INSERT OR REPLACE INTO nodes
(id, name, type, path, language, file_hash, tokens, metadata, created_at)
VALUES (?, ?, ?, ?, ?, ?, ?, ?, ?)
""", [(n.id, n.name, ...) for n in nodes])
return len(nodes)
Storage Adapter Interface
Both storage backends implement the StorageAdapter abstract base class, enabling seamless switching between in-memory and persistent storage:
class StorageAdapter(ABC):
@abstractmethod
def save_node(self, node: Node) -> None: ...
@abstractmethod
def load_graph(self) -> DependencyGraph: ...
@abstractmethod
def query_descendants(self, node_id: str, max_depth: int) -> List[str]: ...
# ... additional methods
Scale Characteristics
SQLite performs well for typical project sizes:
| Graph Size | Load Time | Traversal | Notes |
|---|---|---|---|
| <10K nodes | <100ms | <10ms | Excellent |
| 10K-50K nodes | 100-500ms | 10-50ms | Good |
| 50K-100K nodes | 500ms-2s | 50-200ms | Acceptable |
| >100K nodes | >2s | >200ms | Consider alternatives |
The primary bottleneck at scale is not SQLite itself but the in-memory NetworkX graph that gets rebuilt from storage.
Future Ideas
Short-term Improvements
Token Index Persistence: Currently the inverted token index exists only in memory.
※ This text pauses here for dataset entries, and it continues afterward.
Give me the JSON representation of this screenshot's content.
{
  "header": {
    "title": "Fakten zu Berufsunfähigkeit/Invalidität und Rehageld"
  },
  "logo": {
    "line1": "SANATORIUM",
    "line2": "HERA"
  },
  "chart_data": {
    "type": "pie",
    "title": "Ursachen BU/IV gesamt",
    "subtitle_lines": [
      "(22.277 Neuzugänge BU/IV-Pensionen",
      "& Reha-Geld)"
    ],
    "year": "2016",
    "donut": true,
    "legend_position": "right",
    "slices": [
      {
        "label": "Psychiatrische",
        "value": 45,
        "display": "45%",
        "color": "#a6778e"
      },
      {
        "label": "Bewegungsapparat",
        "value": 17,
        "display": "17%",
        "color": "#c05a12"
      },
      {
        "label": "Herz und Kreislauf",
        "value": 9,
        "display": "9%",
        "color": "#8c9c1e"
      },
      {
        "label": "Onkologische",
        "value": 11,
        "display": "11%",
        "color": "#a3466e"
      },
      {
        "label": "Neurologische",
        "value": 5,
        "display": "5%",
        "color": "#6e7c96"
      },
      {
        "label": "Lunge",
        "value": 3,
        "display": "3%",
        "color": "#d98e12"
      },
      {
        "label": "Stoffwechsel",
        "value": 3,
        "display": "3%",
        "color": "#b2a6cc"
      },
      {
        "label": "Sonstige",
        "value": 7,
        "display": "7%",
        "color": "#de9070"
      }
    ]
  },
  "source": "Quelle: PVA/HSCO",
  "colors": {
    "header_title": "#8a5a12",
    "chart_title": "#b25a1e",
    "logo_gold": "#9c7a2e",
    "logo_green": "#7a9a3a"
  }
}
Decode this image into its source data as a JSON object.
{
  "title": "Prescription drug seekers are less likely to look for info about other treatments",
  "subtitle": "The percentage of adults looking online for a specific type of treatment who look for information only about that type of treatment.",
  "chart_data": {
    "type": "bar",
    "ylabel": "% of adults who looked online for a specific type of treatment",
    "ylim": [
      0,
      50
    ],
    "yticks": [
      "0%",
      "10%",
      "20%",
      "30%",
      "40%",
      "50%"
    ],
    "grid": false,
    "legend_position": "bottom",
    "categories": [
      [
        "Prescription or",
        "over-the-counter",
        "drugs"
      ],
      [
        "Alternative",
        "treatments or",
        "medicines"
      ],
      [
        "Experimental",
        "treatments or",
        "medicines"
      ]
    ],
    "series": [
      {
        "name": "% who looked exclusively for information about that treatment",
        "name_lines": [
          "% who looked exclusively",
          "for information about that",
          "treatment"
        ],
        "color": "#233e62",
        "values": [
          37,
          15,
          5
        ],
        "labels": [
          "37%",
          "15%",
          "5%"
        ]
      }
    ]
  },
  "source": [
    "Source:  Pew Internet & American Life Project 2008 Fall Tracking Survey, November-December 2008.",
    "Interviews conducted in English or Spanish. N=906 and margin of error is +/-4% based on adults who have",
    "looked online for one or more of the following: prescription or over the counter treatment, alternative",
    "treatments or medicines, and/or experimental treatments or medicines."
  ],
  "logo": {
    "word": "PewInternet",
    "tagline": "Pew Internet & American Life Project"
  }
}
Persisting it would eliminate the need to rebuild during graph loading:
CREATE TABLE token_index (
token TEXT NOT NULL,
node_id TEXT NOT NULL,
PRIMARY KEY (token, node_id)
);
CREATE INDEX idx_token ON token_index(token);
Confidence-based Pruning: Add a materialized view or summary table for high-confidence edges only, reducing noise in traversals:
Incremental Edge Updates: Track which edges were created by which stitching rules, enabling targeted re-stitching when rules change.
Medium-term: rustworkx Integration
Replace NetworkX with rustworkx for 10-100x graph operation speedups while keeping SQLite for persistence. The hybrid architecture would look like:
Key benefits: parallel graph algorithms, better memory layout, native DAG operations.
Long-term: Graph Database Evaluation
For very large codebases (>100K nodes, >1M edges), evaluate dedicated graph databases:
| Option | Pros | Cons |
|---|---|---|
| Memgraph | In-memory, Cypher-compatible, fast | Requires separate process |
| DuckDB | Embedded, analytical queries | Limited graph operations |
| Kùzu | Embedded graph DB, Cypher | Newer, smaller ecosystem |
| Neo4j | Mature, powerful | Heavy, server-based |
The migration path would maintain the StorageAdapter interface, allowing gradual rollout with fallback to SQLite.